Dans un environnement international où les flux d’aide publique se raréfient et où les sources de financement se fragmentent, le Tchad parvient à un exploit remarquable. Les Perspectives Économiques en Afrique 2026, publiées par la Banque africaine de développement, mettent en lumière cette prouesse. Le Plan national de développement (PND) tchadien exige un investissement total de 30 milliards de dollars, et « la part du secteur privé atteint 46 % ». En novembre 2025, le pays avait déjà obtenu « des promesses de financement d’un montant de 20,5 milliards de dollars, issues d’investisseurs privés et internationaux (16,4 milliards de dollars) », accompagnées de « 40 accords et protocoles d’entente » totalisant 4,1 milliards de dollars supplémentaires. Pour une nation classée 190e sur 193 à l’Indice de développement humain 2025, cette performance de mobilisation mérite une analyse approfondie en tant que modèle.

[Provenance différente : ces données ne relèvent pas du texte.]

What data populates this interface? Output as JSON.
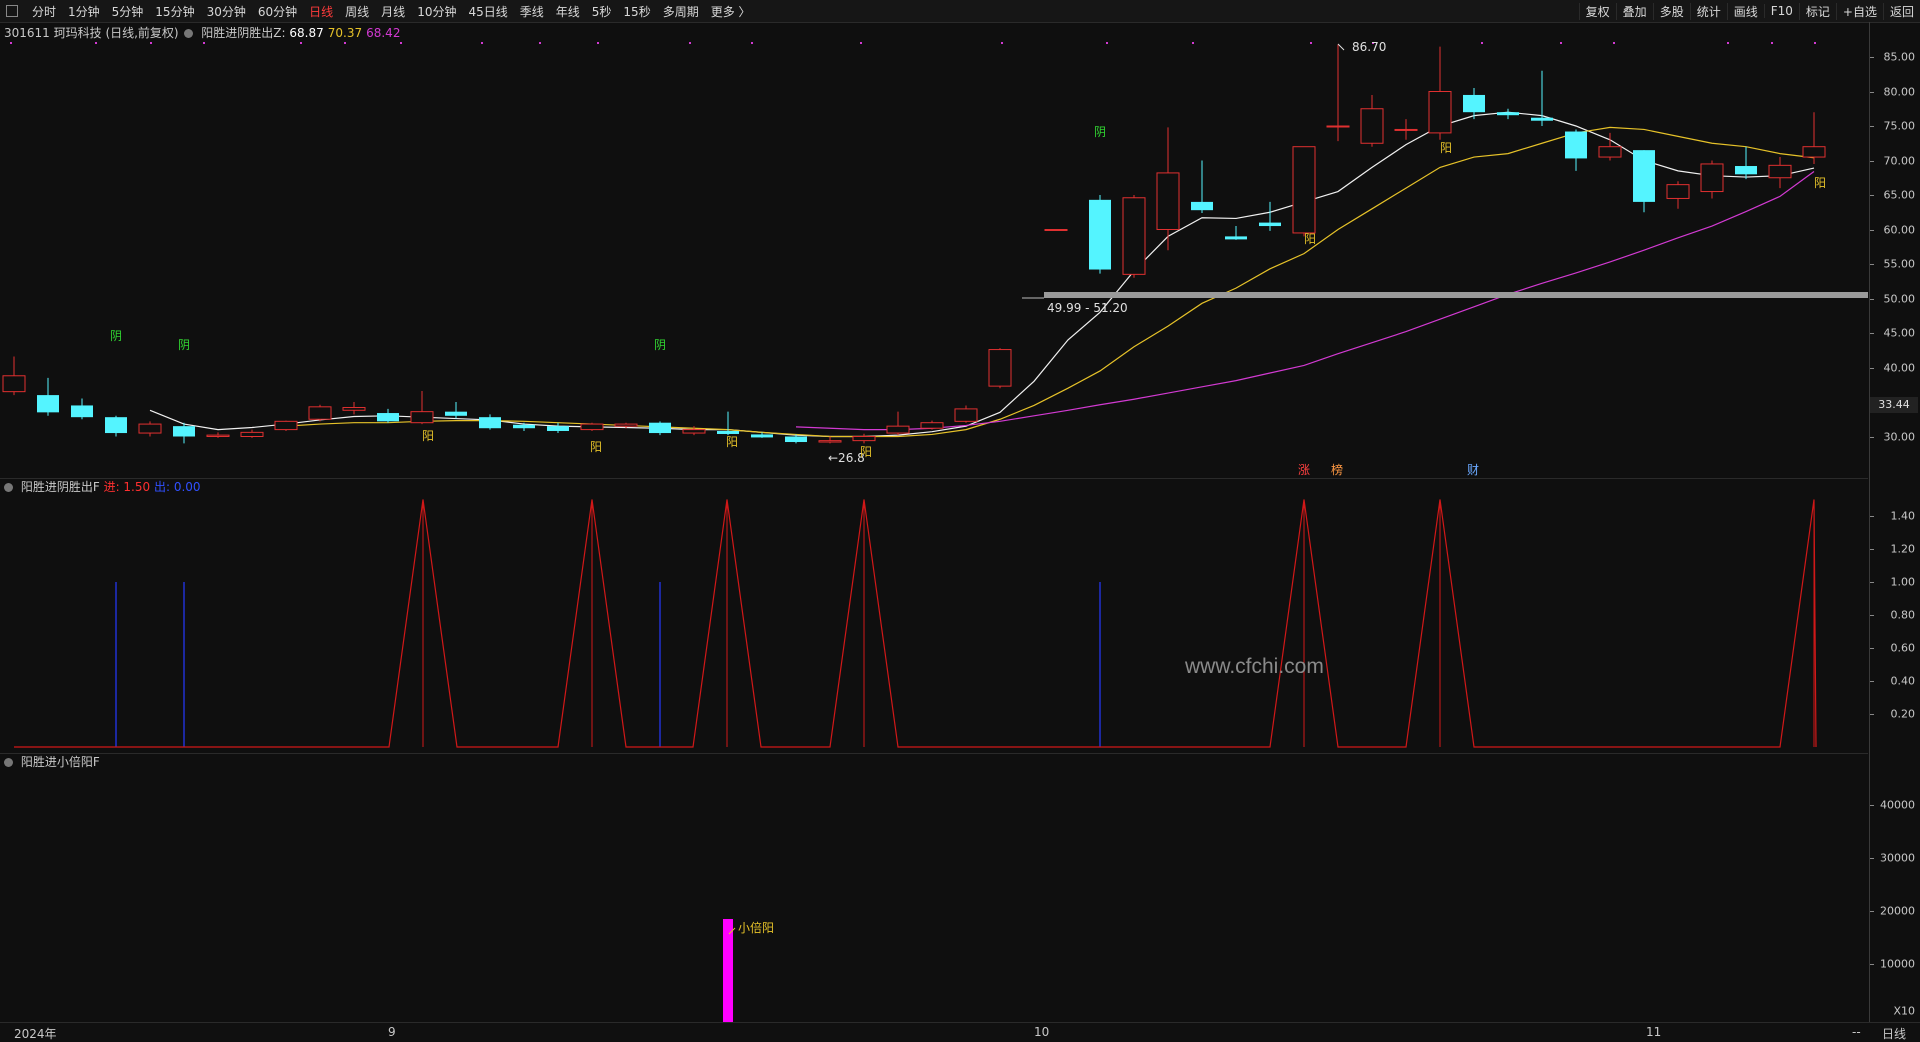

Le succès repose sur une diversification méthodique des partenaires, rarement observée dans la zone CEMAC. Le rapport de la BAD souligne une « initiative diplomatique » ayant « intensifié les relations avec les Émirats arabes unis et la Banque islamique de développement », créant ainsi un canal de financement islamique quasiment absent ailleurs dans la région. En parallèle, le Tchad a renforcé ses appuis multilatéraux traditionnels (FMI, Banque mondiale, Banque islamique de développement) tout en développant des « partenariats Sud-Sud » axés sur le Moyen-Orient. Cette combinaison inédite de financements occidentaux, islamiques et Sud-Sud constitue une architecture de financement originale en Afrique centrale.
La discipline budgétaire du Tchad a également été cruciale pour attirer ces capitaux. Malgré les dépenses liées à l’accueil de plus de 1,5 million de réfugiés soudanais, le déficit budgétaire est resté « en dessous du seuil de 3 % fixé par la Communauté économique et monétaire de l’Afrique centrale » en 2025. La dette publique est maintenue à un niveau modéré, à 32 % du PIB, l’un des plus bas de la zone CEMAC. Cette rigueur, associée à des « réformes pour élargir l’assiette fiscale » et à la digitalisation de la collecte des impôts, a envoyé aux investisseurs un signal de crédibilité que des économies plus riches peinent parfois à offrir.
Pour les partenaires de développement, les institutions financières islamiques et les investisseurs privés souhaitant s’implanter en Afrique centrale, l’expérience tchadienne fournit une leçon pratique : une mobilisation massive de capitaux privés est possible sans un marché financier développé ni un revenu par habitant élevé. Le Tchad prévoit désormais de se concentrer sur « l’attraction de capitaux privés sous forme de fonds propres » et sur « le renforcement de son cadre réglementaire » pour pérenniser cette dynamique. Pour N’Djamena, cette levée de 20,5 milliards de dollars marque le début d’une transformation économique que les institutions suivent de près.